Published reports say the Trump administration wants to decertify the nuclear agreement with Iran. All signs point to President Donald Trump announcing that the international accord is no longer in America's national security interests. Since several other countries are parties to the nuclear deal, the question is: would a U.S. pullout kill the deal altogether?
Paul D. Miller, associate director of the Clements Center at The University of Texas at Austin, says a U.S. pullout would weaken the nuclear deal considerably, though European countries might choose to pursue its continuation on their own.
"I think this is going to be a test of how far the world can go without clear American leadership," Miller says. "The Europeans may want to have an opportunity to see if they can carry the ball forward with the Iran nuclear deal without American involvement. And the Iranians might be perfectly willing to see if that could actually work."
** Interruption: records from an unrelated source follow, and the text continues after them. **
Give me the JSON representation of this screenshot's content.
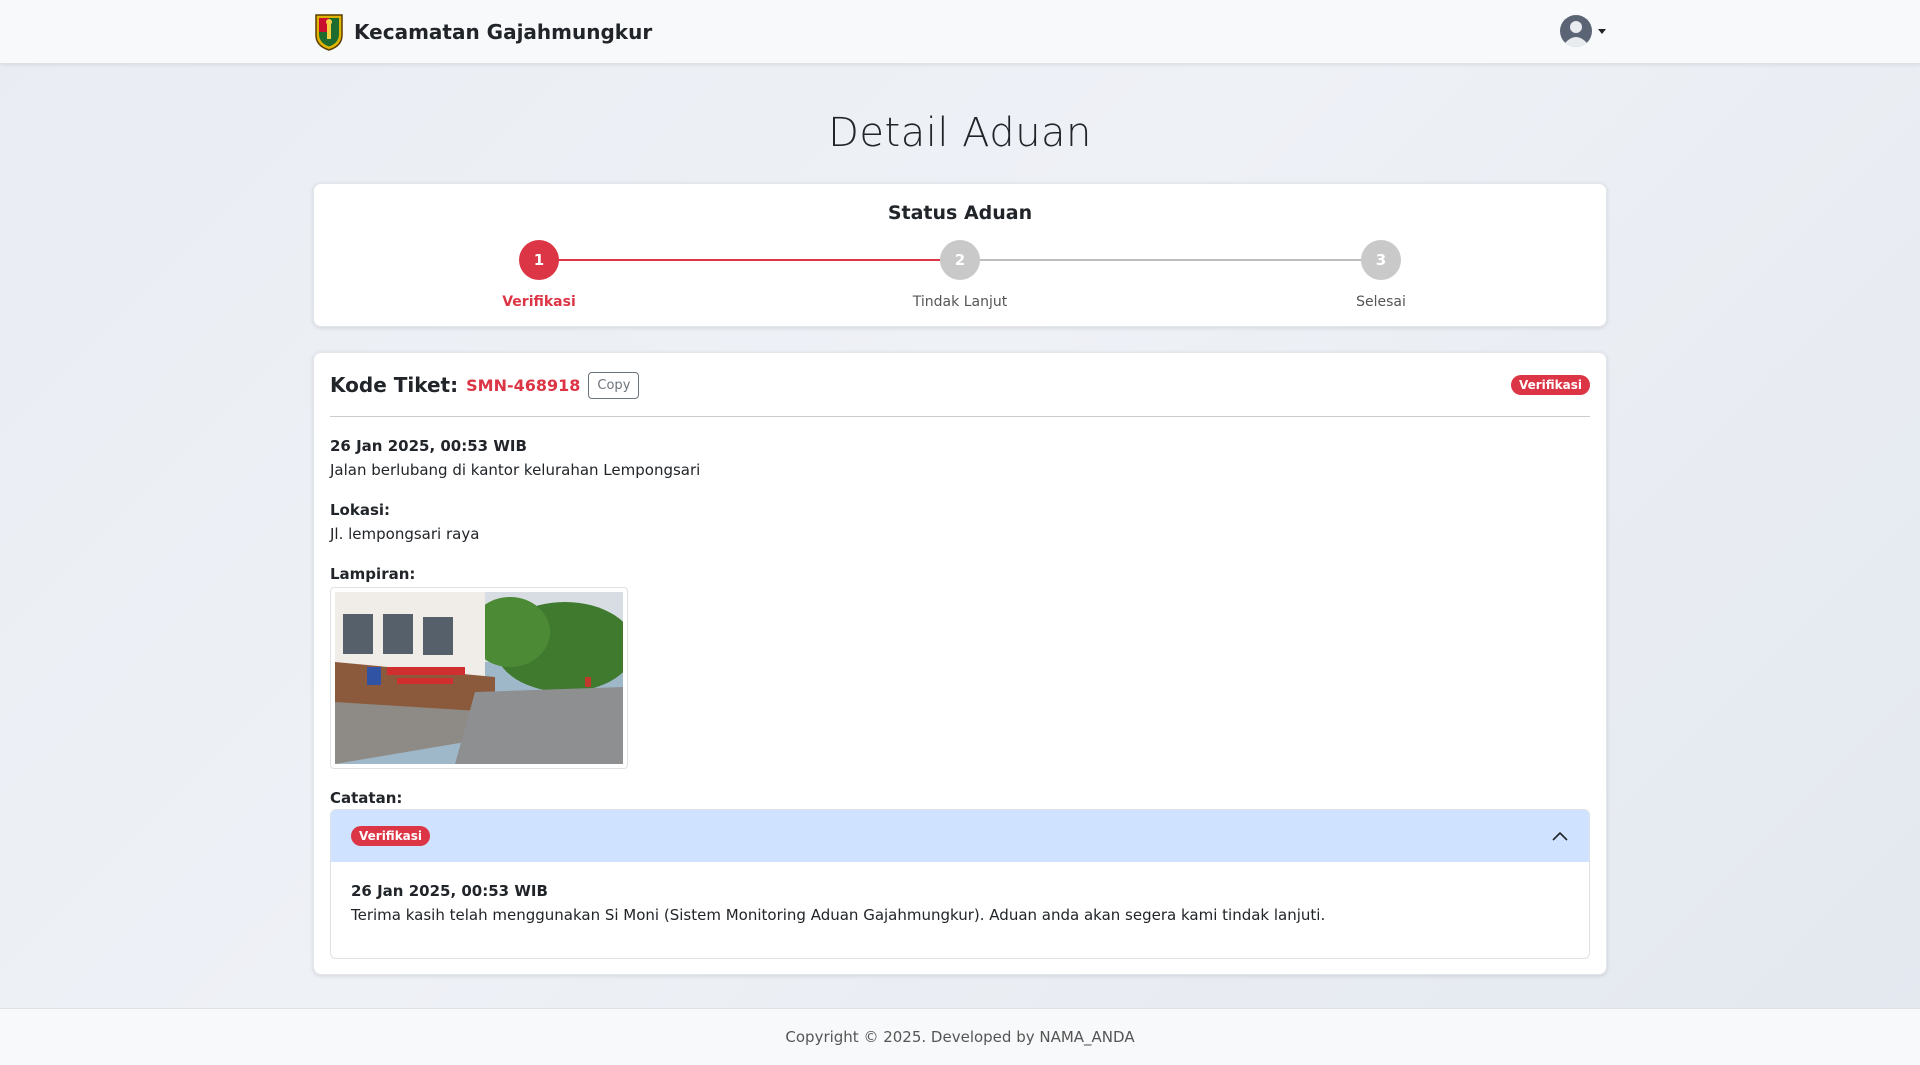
{
  "navbar": {
    "brand_title": "Kecamatan Gajahmungkur",
    "logo_icon": "coat-of-arms-icon",
    "user_icon": "user-avatar-icon"
  },
  "page": {
    "title": "Detail Aduan"
  },
  "status": {
    "title": "Status Aduan",
    "current_step": 1,
    "steps": [
      {
        "number": "1",
        "label": "Verifikasi",
        "active": true
      },
      {
        "number": "2",
        "label": "Tindak Lanjut",
        "active": false
      },
      {
        "number": "3",
        "label": "Selesai",
        "active": false
      }
    ]
  },
  "ticket": {
    "label": "Kode Tiket:",
    "code": "SMN-468918",
    "copy_label": "Copy",
    "status_badge": "Verifikasi",
    "datetime": "26 Jan 2025, 00:53 WIB",
    "description": "Jalan berlubang di kantor kelurahan Lempongsari",
    "location_label": "Lokasi:",
    "location": "Jl. lempongsari raya",
    "attachment_label": "Lampiran:",
    "notes_label": "Catatan:"
  },
  "notes": [
    {
      "badge": "Verifikasi",
      "datetime": "26 Jan 2025, 00:53 WIB",
      "message": "Terima kasih telah menggunakan Si Moni (Sistem Monitoring Aduan Gajahmungkur). Aduan anda akan segera kami tindak lanjuti."
    }
  ],
  "footer": {
    "text": "Copyright © 2025. Developed by NAMA_ANDA"
  },
  "colors": {
    "accent": "#dc3545",
    "inactive": "#c9c9c9",
    "accordion_header": "#cfe2ff"
  }
}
Miller says Europe is already showing signs of a willingness to work without the U.S. to achieve international goals. He saw the change first-hand while attending an international conference in Riga, Latvia.
"It was remarkable how little they talked about American policy," Miller says. "They were very much focused on finding European solutions to world problems, and looking for increased German leadership."
Miller says detachment from Europe, and from international concerns generally, may be just what some Americans, including the president, want to see.
"I think the American people want to get the benefits of that world without paying the costs of having to lead that world," Miller says. "And I'm not convinced that will work."
The nuclear deal with Iran is not perfect, Miller says, even in the view of those who support remaining in it. For one thing, nuclear inspectors are unable to verify all of Iran's claims with regard to reduction of nuclear development. Miller characterizes enforcement and verification elements of the agreement as "a little weak."
"It seems to me that [President Trump] is using that as an excuse to torpedo this, and relieve the United States of responsibility to remain actively involved in diplomatic efforts to resolve the problem with Iran," Miller says.
Miller says the conflict between the U.S. and Iran remains dangerous. "It's kind of a militarized standoff," he says. Iran continues to sponsor terrorism, and remains committed to the idea of building a nuclear weapon.